Denzel Washington protagoniza Roman J. Israel, Esq., de Dan Gilroy

Dan Gilroy (Santa Mónica, California, 1959) fue durante muchos años guionista de películas de acción como Freejack (1992) o El legado de Bourne (2012) hasta que debutó como director en 2014 con Nightcrawler, una joya del cine independiente en la que Jake Gyllenhaal daba vida a un periodista que se mueve en los bajos fondos de la ciudad de Los Ángeles. Angelino él mismo, Gilroy regresa a las alcantarillas de la ciudad para mostrarnos a otro personaje, aunque en apariencia muy distinto, que también se ha erigido en un maestro en ese mundo del hampa. Se trata del abogado criminalista Roman J. Israel (el añadido "Esquire", abreviado "Esq.", significa literalmente "escudero" y es un antiguo tratamiento de cortesía británico que hoy usan de manera convencional los abogados y diplomáticos estadounidenses). Un espléndido Denzel Washington interpreta a este penalista con el pelo revuelto, kilos de más, mal gusto para vestirse y una inequívoca pasión por la justicia y por la defensa de los más desfavorecidos. Roman es un hombre feliz hasta que el destino le arrebata a su socio de bufete y sin comerlo ni beberlo se queda sin trabajo.

Roman J. Israel es una película que recuerda al glorioso cine político norteamericano de los años 70; recordemos grandes títulos de cineastas inolvidables como Sydney Pollack (Tal como éramos, 1973), John Huston (Chinatown, 1974) o Alan J. Pakula (Todos los hombres del presidente, 1974), por poner tres ejemplos.

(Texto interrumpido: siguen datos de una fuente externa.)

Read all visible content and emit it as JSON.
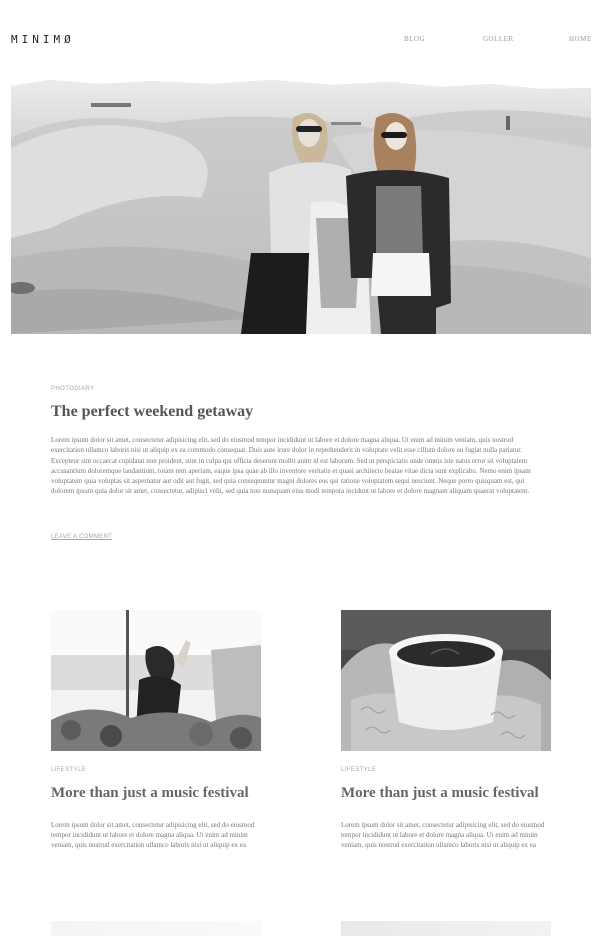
{
  "header": {
    "logo": "MINIMØ",
    "nav": {
      "blog": "BLOG",
      "goller": "GOLLER",
      "home": "HOME"
    }
  },
  "hero": {
    "image": "two-women-on-snowy-dunes-photo"
  },
  "featured": {
    "category": "PHOTODIARY",
    "title": "The perfect weekend getaway",
    "excerpt": "Lorem ipsum dolor sit amet, consectetur adipisicing elit, sed do eiusmod tempor incididunt ut labore et dolore magna aliqua. Ut enim ad minim veniam, quis nostrud exercitation ullamco laboris nisi ut aliquip ex ea commodo consequat. Duis aute irure dolor in reprehenderit in voluptate velit esse cillum dolore eu fugiat nulla pariatur. Excepteur sint occaecat cupidatat non proident, sunt in culpa qui officia deserunt mollit anim id est laborum. Sed ut perspiciatis unde omnis iste natus error sit voluptatem accusantium doloremque laudantium, totam rem aperiam, eaque ipsa quae ab illo inventore veritatis et quasi architecto beatae vitae dicta sunt explicabo. Nemo enim ipsam voluptatem quia voluptas sit aspernatur aut odit aut fugit, sed quia consequuntur magni dolores eos qui ratione voluptatem sequi nesciunt. Neque porro quisquam est, qui dolorem ipsum quia dolor sit amet, consectetur, adipisci velit, sed quia non numquam eius modi tempora incidunt ut labore et dolore magnam aliquam quaerat voluptatem.",
    "leave_comment": "LEAVE A COMMENT"
  },
  "posts": [
    {
      "category": "LIFESTYLE",
      "title": "More than just a music festival",
      "excerpt": "Lorem ipsum dolor sit amet, consectetur adipisicing elit, sed do eiusmod tempor incididunt ut labore et dolore magna aliqua. Ut enim ad minim veniam, quis nostrud exercitation ullamco laboris nisi ut aliquip ex ea",
      "image": "concert-crowd-photo"
    },
    {
      "category": "LIFESTYLE",
      "title": "More than just a music festival",
      "excerpt": "Lorem ipsum dolor sit amet, consectetur adipisicing elit, sed do eiusmod tempor incididunt ut labore et dolore magna aliqua. Ut enim ad minim veniam, quis nostrud exercitation ullamco laboris nisi ut aliquip ex ea",
      "image": "coffee-cup-in-mittens-photo"
    }
  ]
}
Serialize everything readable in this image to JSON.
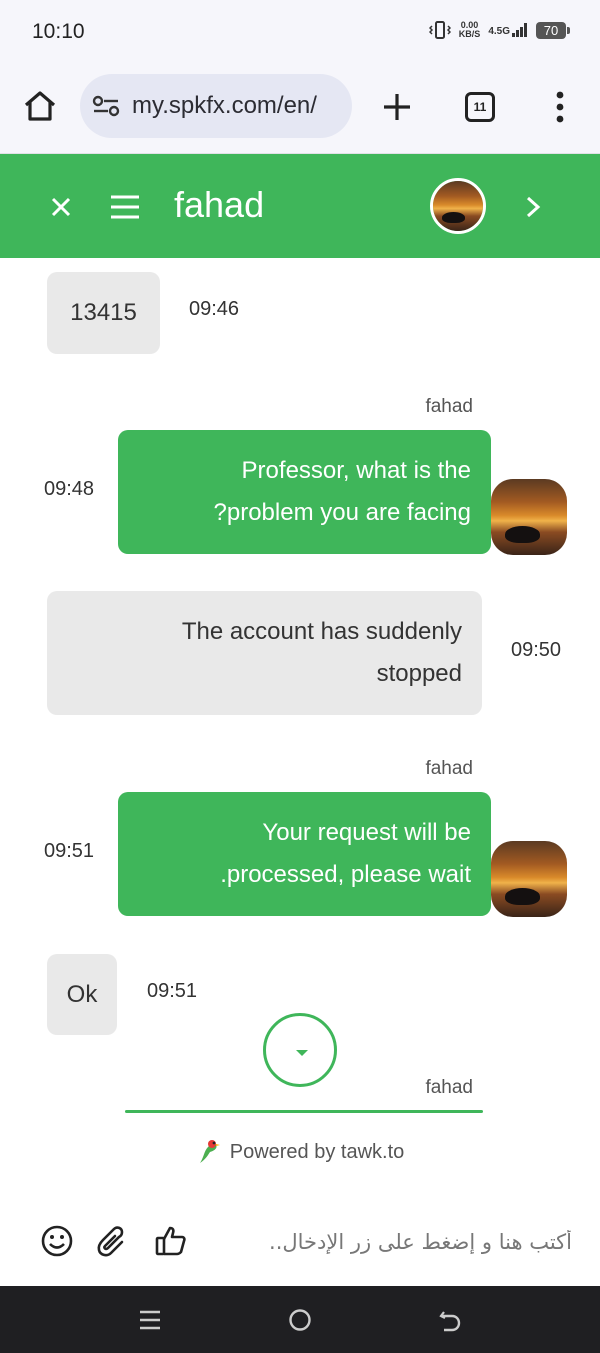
{
  "status_bar": {
    "time": "10:10",
    "net_speed_value": "0.00",
    "net_speed_unit": "KB/S",
    "network": "4.5G",
    "battery": "70"
  },
  "browser": {
    "url": "my.spkfx.com/en/",
    "tab_count": "11",
    "icons": [
      "home-icon",
      "site-settings-icon",
      "plus-icon",
      "more-vertical-icon"
    ]
  },
  "chat_header": {
    "agent_name": "fahad",
    "color": "#3fb65a"
  },
  "messages": [
    {
      "direction": "incoming",
      "text": "13415",
      "time": "09:46"
    },
    {
      "direction": "outgoing",
      "sender": "fahad",
      "line1": "Professor, what is the",
      "line2": "?problem you are facing",
      "time": "09:48"
    },
    {
      "direction": "incoming",
      "line1": "The account has suddenly",
      "line2": "stopped",
      "time": "09:50"
    },
    {
      "direction": "outgoing",
      "sender": "fahad",
      "line1": "Your request will be",
      "line2": ".processed, please wait",
      "time": "09:51"
    },
    {
      "direction": "incoming",
      "text": "Ok",
      "time": "09:51"
    },
    {
      "direction": "outgoing",
      "sender": "fahad"
    }
  ],
  "footer": {
    "powered_by": "Powered by tawk.to"
  },
  "composer": {
    "placeholder": "أكتب هنا و إضغط على زر الإدخال.."
  }
}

Es esta película de Gilroy cine sobre la dignidad y los principios, sobre la dificultad de mantenerse fiel a uno mismo en un mundo enloquecido en el que la imagen y el éxito se convierten en los únicos jueces mientras la decencia parece anacrónica y desfasada como si ser buena persona fuera incluso una rémora. Gilroy construye con talento y amor por sus personajes esta parábola sobre un hombre íntegro pero humano al fin y al cabo que en un momento de terror traiciona sus principios y se decepciona a sí mismo.

Como las novelas de Jonathan Franzen o las películas de Richard Linklater, Gilroy nos abre una puerta a esa parte progresista y concienciada de Estados Unidos muchas veces silenciada por la imagen de país ostentoso y brutal que predomina en los medios. Sin duda, el personaje más intrigante del filme es el abogado interpretado por Colin Farrell, un hombre exitoso en lo económico que quiere sentir que en sí mismo aun cabe un gramo de decencia.

Es cine de personajes, atento a los gestos y a los dilemas morales, en el que, como en el viejo Hollywood, las buenas intenciones cuentan y los buenos, aunque se equivocan, luchan por las causas que lo merecen. Y al final, Washington construye un Roman J. Israel memorable que nos recuerda algo tan complicado a veces de recordar como que cuando somos atacados es precisamente cuando estamos más obligados a ser fieles a nosotros mismos.